Seguramente no tardó en comprenderlo cuando millones de españoles se echaron a la calle para gritar ¡basta ya! y mostrar sus manos blancas contra el terrorismo. Los ciudadanos arrastraron a los partidos democráticos y obligaron a sus líderes a marcar de una vez por todas una línea divisora entre aquellos días de julio del 97 y el futuro: aquí tiene que comenzar el fin definitivo de ETA. Y así fue, el asesinato de Miguel Ángel Blanco significó el inicio del declive de la banda terrorista y, aunque aún hizo más daño, la cuenta atrás ya fue imparable hasta que en octubre de 2011 anunció el cese definitivo de sus atentados terroristas.


Lo que parecía casi inimaginable se había producido: la sociedad española se había puesto en primera línea en la lucha contra ETA y a muchos que hasta entonces solo veían en los terroristas a valerosos luchadores por la libertad de una “Euskalerría” sojuzgada por el fascismo y la dictadura, se les cayó la venda de los ojos para siempre. La eficaz acción coordinada de las fuerzas de seguridad españolas y francesas completo la tarea de convertir a ETA en una feroz pesadilla del pasado que ni la sociedad vasca ni la española podrán olvidar en décadas. 
“¿Es que nunca aprenderemos en este país de nuestros errores?” 

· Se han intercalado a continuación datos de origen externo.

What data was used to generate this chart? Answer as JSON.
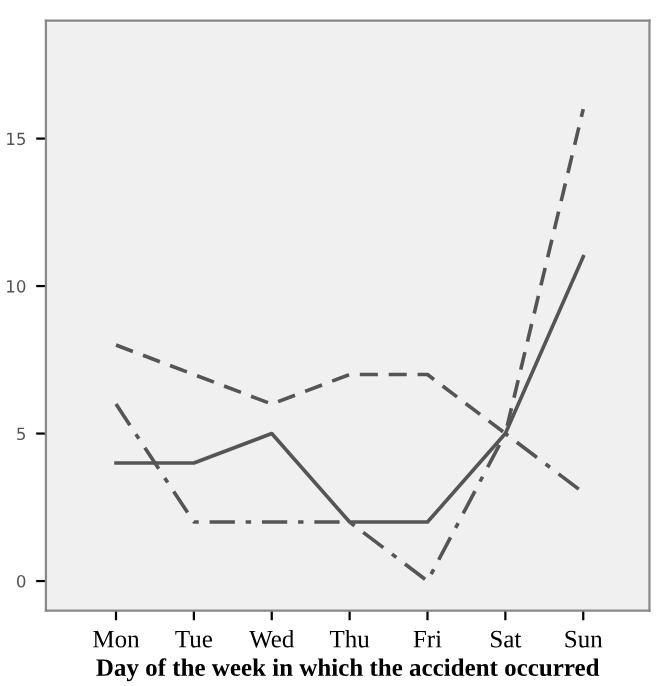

Hoy ETA es poco más que un cadáver sin mortaja del que lo único que se espera es que muera definitivamente para que pueda ser enterrado bien hondo y para siempre. Y es a esa tarea a la que deberían dedicar sus esfuerzos todos los partidos políticos democráticos sin excepción. Sin embargo, el vigésimo aniversario del asesinato de Miguel Ángel Blanco ha vuelto a sacar a la luz lo peor de la política de este país: las absurdas excusas de la alcaldesa de Madrid para negarle un merecido homenaje a quien con su muerte activó los resortes de rechazo de una sociedad harta de violencia, la indisimulada patrimonialización por parte del PP de alguien que al segundo de su muerte ya había dejado de ser concejal popular para convertirse en símbolo social contra el terrorismo y, por último, un PSOE al que en asuntos como este le sobra demasiada tibieza y la falta mucha claridad y contundencia.   

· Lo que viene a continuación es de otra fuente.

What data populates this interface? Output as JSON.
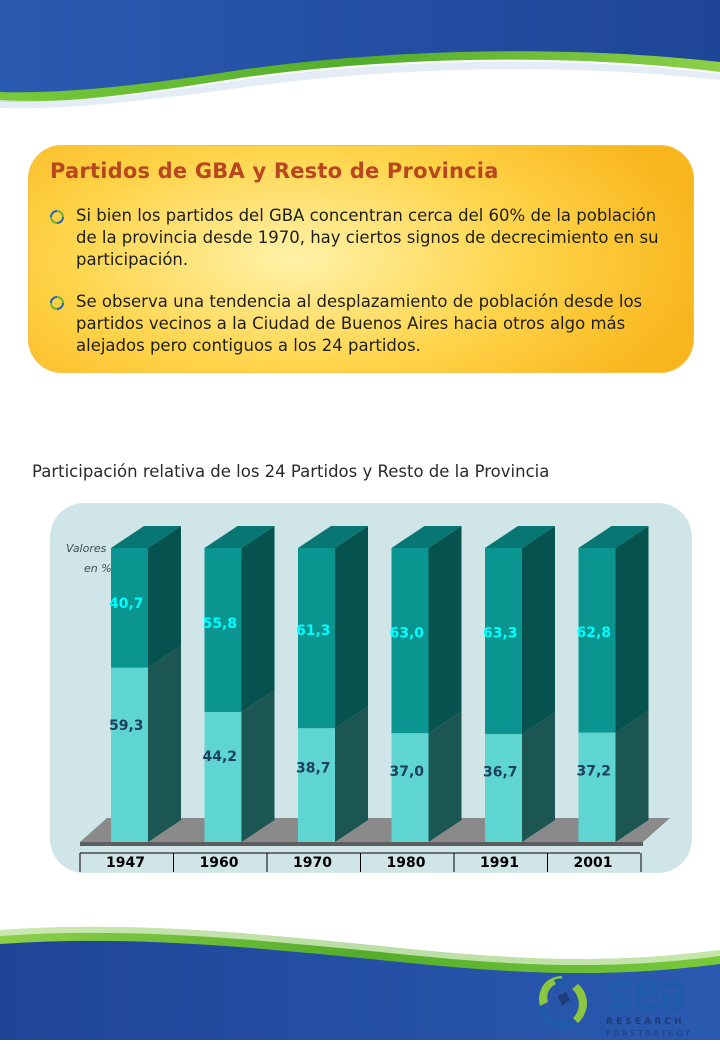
{
  "callout": {
    "title": "Partidos de GBA y Resto de Provincia",
    "bullets": [
      "Si bien los partidos del GBA concentran cerca del 60% de la población de la provincia desde 1970, hay ciertos signos de decrecimiento en su participación.",
      "Se observa una tendencia al desplazamiento de población desde los partidos vecinos a la Ciudad de Buenos Aires hacia otros algo más alejados pero contiguos a los 24 partidos."
    ]
  },
  "chart_title": "Participación relativa de los 24 Partidos y Resto de la Provincia",
  "chart_data": {
    "type": "bar",
    "stacked": true,
    "categories": [
      "1947",
      "1960",
      "1970",
      "1980",
      "1991",
      "2001"
    ],
    "series": [
      {
        "values": [
          59.3,
          44.2,
          38.7,
          37.0,
          36.7,
          37.2
        ],
        "labels": [
          "59,3",
          "44,2",
          "38,7",
          "37,0",
          "36,7",
          "37,2"
        ],
        "color": "#5fd5d1",
        "label_color": "#1f3f60"
      },
      {
        "values": [
          40.7,
          55.8,
          61.3,
          63.0,
          63.3,
          62.8
        ],
        "labels": [
          "40,7",
          "55,8",
          "61,3",
          "63,0",
          "63,3",
          "62,8"
        ],
        "color": "#0a9590",
        "label_color": "#00ffff"
      }
    ],
    "ylabel": [
      "Valores",
      "en %"
    ],
    "ylim": [
      0,
      100
    ],
    "grid": false
  },
  "logo": {
    "name": "gea",
    "line1": "R E S E A R C H",
    "line2": "F O R   S T R A T E G Y",
    "colors": {
      "green": "#8ac640",
      "blue": "#1f5ba8",
      "navy": "#1c3d7a"
    }
  },
  "colors": {
    "title": "#b8461e",
    "wave_blue": "#2a55a8",
    "wave_green": "#5cb531"
  }
}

Para las fuerzas políticas es como si el llamado “espíritu de Ermua”, que reunió a los demócratas bajo la bandera del rechazo a la violencia terrorista, hubiera caducado y la memoria de Miguel Ángel Blanco no mereciera más que trifulcas y dimes y diretes entrecruzados. Es descorazonador y lleva a preguntarse si en este país no hay nada capaz de unir a los partidos por encima de sus legítimas estrategias y si ni siquiera el ejemplo modélico de una sociedad volcada en la calle contra el látigo inmisericorde de ETA, el peligro más cierto al que se enfrentó la joven democracia, merece ser recordado y respetado sin poses ni numeritos. ¿Es que nunca seremos capaces en este país de aprender de nuestros errores?